For $x \in \mathbb{R}^N$, given a complex function $f(x)\in\mathbb{C}$: $$ f(x) = \exp \left( - \pi x^{T} (A + j B) x \right) $$ where real matrices $A = A^{T}$ and $B = B^{T}$ are positive semi definite.

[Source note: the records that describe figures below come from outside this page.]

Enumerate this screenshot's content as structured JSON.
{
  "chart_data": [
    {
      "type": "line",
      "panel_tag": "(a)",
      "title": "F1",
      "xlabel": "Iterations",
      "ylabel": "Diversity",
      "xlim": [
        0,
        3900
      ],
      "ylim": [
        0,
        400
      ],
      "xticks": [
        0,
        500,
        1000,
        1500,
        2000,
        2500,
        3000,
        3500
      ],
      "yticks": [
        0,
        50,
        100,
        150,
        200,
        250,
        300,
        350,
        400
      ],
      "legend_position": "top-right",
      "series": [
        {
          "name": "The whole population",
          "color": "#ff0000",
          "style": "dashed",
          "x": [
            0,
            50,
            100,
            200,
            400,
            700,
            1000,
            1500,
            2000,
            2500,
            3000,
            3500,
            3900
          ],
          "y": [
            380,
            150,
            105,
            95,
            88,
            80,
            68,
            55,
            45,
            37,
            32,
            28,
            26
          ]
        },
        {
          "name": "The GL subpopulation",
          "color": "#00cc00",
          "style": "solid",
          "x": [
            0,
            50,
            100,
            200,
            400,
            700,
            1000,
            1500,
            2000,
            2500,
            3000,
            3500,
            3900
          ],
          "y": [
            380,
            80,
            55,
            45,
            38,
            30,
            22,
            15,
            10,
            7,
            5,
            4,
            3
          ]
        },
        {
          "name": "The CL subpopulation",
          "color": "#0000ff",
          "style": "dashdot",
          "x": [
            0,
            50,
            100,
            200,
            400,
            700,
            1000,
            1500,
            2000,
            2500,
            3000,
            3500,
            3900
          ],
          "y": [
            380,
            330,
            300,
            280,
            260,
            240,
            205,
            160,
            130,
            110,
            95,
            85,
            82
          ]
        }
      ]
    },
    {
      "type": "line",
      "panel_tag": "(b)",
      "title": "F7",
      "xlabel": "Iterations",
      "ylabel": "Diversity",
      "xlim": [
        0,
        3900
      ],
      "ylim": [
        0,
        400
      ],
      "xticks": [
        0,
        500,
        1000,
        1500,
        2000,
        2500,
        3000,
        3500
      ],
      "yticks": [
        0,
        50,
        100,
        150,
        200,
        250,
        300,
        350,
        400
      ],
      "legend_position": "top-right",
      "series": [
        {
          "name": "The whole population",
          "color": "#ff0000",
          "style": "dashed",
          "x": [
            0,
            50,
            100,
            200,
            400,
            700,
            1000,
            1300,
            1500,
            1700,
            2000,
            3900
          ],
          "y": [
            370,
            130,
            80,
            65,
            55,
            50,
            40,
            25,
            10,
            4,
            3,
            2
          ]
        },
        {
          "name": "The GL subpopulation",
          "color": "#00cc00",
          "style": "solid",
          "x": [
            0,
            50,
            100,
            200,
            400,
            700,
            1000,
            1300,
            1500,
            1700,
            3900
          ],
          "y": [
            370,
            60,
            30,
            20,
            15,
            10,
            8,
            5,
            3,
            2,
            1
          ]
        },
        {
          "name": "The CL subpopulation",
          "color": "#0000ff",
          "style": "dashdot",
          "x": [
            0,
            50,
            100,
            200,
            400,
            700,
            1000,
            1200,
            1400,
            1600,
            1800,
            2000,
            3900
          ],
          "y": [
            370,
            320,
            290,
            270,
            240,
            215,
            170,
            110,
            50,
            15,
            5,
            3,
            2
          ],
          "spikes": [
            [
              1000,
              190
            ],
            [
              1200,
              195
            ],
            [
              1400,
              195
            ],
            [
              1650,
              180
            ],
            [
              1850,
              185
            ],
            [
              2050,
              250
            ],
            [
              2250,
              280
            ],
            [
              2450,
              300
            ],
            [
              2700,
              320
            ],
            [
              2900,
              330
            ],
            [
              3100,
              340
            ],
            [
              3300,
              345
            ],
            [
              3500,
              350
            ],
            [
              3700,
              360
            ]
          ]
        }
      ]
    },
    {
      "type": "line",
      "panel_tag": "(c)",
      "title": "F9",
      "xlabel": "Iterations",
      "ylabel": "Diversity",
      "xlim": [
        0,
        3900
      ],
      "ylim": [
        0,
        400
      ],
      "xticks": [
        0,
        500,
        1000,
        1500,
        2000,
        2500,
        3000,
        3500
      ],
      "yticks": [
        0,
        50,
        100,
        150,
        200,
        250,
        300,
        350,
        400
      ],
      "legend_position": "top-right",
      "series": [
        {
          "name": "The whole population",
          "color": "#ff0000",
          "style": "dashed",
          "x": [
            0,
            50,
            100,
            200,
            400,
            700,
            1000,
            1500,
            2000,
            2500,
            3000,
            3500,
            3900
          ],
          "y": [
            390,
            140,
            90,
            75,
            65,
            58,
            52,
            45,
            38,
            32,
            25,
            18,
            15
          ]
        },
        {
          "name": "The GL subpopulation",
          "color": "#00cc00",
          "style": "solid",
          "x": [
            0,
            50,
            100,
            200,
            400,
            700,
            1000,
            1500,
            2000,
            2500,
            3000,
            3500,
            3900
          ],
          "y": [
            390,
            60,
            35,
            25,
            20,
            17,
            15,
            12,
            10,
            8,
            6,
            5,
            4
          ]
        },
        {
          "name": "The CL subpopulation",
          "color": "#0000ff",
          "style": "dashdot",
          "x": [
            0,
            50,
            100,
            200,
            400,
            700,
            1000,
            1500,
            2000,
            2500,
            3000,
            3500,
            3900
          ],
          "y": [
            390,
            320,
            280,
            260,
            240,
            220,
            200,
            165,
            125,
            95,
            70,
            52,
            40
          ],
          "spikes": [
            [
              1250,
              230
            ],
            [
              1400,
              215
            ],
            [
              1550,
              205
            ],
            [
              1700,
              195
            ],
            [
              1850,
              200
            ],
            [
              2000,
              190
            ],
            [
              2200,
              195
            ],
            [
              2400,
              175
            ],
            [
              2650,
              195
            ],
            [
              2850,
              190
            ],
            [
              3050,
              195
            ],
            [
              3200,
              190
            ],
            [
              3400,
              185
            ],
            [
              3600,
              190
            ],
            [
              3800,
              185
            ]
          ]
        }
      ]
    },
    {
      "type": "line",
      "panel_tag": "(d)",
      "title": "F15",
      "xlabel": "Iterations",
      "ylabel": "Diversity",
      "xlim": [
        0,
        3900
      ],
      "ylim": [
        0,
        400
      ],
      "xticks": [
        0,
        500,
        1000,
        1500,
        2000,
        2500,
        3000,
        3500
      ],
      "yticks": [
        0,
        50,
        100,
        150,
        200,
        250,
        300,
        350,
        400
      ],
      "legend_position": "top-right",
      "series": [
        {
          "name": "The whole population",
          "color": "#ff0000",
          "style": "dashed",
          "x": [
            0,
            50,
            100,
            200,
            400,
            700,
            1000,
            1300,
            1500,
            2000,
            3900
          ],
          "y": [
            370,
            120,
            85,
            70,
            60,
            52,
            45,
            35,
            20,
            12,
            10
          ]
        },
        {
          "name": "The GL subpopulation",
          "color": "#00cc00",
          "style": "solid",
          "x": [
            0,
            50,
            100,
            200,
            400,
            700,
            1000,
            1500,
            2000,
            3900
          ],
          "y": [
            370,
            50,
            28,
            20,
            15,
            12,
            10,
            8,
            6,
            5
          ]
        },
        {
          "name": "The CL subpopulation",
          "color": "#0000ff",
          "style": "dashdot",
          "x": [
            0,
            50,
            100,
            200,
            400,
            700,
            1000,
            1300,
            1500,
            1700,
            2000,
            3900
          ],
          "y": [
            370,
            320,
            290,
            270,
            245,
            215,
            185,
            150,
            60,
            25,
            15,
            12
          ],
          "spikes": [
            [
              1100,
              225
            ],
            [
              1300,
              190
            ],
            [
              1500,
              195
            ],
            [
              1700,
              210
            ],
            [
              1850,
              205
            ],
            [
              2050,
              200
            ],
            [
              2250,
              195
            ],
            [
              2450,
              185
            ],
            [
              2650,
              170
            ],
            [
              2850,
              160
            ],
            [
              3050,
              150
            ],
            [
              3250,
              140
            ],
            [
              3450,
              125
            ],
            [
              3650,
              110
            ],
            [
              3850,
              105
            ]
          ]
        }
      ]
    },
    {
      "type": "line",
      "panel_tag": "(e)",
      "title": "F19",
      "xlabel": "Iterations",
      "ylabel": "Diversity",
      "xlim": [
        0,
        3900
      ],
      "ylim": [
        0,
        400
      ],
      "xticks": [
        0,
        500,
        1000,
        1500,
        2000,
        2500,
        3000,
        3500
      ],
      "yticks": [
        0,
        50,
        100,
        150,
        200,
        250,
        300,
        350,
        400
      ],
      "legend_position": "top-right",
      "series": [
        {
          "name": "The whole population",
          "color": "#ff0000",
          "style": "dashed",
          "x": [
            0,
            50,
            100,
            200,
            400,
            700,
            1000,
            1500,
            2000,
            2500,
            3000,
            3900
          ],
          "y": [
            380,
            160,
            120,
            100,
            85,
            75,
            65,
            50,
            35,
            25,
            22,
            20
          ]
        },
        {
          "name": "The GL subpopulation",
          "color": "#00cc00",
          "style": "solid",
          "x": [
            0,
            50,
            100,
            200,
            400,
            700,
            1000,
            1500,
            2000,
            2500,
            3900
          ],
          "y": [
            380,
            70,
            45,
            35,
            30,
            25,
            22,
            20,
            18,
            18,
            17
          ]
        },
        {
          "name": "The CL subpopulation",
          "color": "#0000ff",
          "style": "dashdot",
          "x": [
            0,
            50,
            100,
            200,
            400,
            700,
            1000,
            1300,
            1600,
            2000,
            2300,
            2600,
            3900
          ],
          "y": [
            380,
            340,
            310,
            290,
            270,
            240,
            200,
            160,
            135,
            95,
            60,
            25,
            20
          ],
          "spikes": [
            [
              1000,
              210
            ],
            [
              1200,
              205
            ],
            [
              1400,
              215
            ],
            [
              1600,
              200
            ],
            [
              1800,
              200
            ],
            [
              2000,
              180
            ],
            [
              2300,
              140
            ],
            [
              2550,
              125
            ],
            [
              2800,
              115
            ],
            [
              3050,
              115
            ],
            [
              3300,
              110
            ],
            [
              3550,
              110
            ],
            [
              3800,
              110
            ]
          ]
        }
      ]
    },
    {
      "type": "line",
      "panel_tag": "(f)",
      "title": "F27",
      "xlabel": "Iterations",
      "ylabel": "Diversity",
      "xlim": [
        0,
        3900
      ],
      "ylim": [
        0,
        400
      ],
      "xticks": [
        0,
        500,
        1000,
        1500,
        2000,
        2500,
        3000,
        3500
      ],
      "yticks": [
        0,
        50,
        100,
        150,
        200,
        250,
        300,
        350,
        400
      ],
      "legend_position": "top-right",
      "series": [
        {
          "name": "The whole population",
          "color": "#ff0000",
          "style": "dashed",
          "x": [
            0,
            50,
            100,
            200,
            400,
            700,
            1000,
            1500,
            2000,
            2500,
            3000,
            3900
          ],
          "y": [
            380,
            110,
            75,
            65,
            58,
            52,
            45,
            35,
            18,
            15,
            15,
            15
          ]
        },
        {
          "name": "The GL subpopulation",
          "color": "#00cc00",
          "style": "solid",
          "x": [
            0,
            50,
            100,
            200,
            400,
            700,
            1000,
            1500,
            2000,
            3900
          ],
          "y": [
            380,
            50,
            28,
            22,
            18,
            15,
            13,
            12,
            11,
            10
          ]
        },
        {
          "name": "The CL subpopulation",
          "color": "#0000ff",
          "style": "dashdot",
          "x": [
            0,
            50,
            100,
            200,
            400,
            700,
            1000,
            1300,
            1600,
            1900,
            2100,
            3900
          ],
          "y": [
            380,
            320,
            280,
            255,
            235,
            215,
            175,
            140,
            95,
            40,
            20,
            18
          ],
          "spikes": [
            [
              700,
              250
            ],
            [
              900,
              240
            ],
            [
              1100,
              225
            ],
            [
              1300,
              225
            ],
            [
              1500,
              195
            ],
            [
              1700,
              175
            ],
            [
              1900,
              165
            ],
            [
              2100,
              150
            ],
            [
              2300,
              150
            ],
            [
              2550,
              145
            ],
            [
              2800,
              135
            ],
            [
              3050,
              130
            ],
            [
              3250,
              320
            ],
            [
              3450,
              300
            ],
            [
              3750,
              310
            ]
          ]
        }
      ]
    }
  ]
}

How to derive its Fourier transform in terms of $A$ and $B$? That is: $$ F(\nu) = \int \! f(x) \exp(-j 2\pi \nu \cdot x) \, \mathrm{d} x $$
Let $B = U^TDU$ with a diagonal matrix $D$ and an orthogonal matrix $U$. Then $$ x^TBx + 2\nu^Tx = \sum_{k=1}^Nd_k(y_k+r_k)^2 - \sum_{k=1}^Nw_kr_k, $$ where $y = Ux$, $w = U\nu$, and $r = D^{-1}w$. Now, set $z = y+r$. Then $$ x^TBx + 2\nu^Tx = z^T Dz - w^Tr = |D^{1/2}z|^2 - w^Tr. $$ As another change of variable, set $t = D^{1/2}z$. Then $x^TBx + 2\nu^Tx = |t|^2 - c$, where $c = w^Tr = |D^{-1/2}w|^2$. We get (I'm not sure whether it's $1/2$ or $-1/2$ in the exponent -- you should check it) $$ \int f(x)e^{-2\pi i\nu^Tx}\,dx = e^{\pi ic}(\det D)^{\pm 1/2}\cdot\int e^{-\pi(D^{-1/2}t-r)^TUAU^T(D^{-1/2}t-r)}\cdot e^{-\pi i|t|^2}\,dt. $$ Now, setting $A_1 := D^{-1/2}UAU^TD^{-1/2}$ and $\rho := D^{1/2}r$, \begin{align} (D^{-1/2}t-r)^TUAU^T(D^{-1/2}t-r) &= (t-\rho)^TA_1(t-\rho)\\ &= t^TA_1t - 2\rho^TA_1t + \rho^TA_1\rho. \end{align} We have $A_1 = V^TEV$ with a diagonal matrix $E = diag(e_k)$ and an orthogonal matrix $V$ and we get $$ t^TA_1t - 2\rho^TA_1t + \rho^TA_1\rho = \sum_{k=1}^Ne_k(x_k-\tau_k)^2, $$ where $x = Vt$ and $\tau = V\rho$. Since $|t| = |x|$ (which is the main trick here), we obtain $$ \int f(x)e^{-2\pi i\nu^Tx}\,dx = C\cdot\int e^{-\pi\sum e_k(x_k-\tau_k)^2}\cdot e^{-\pi i|x|^2}\,dx = C\prod_{k=1}^N\int e^{-\pi(e_k(s-\tau_k)^2+is^2)}\,ds. $$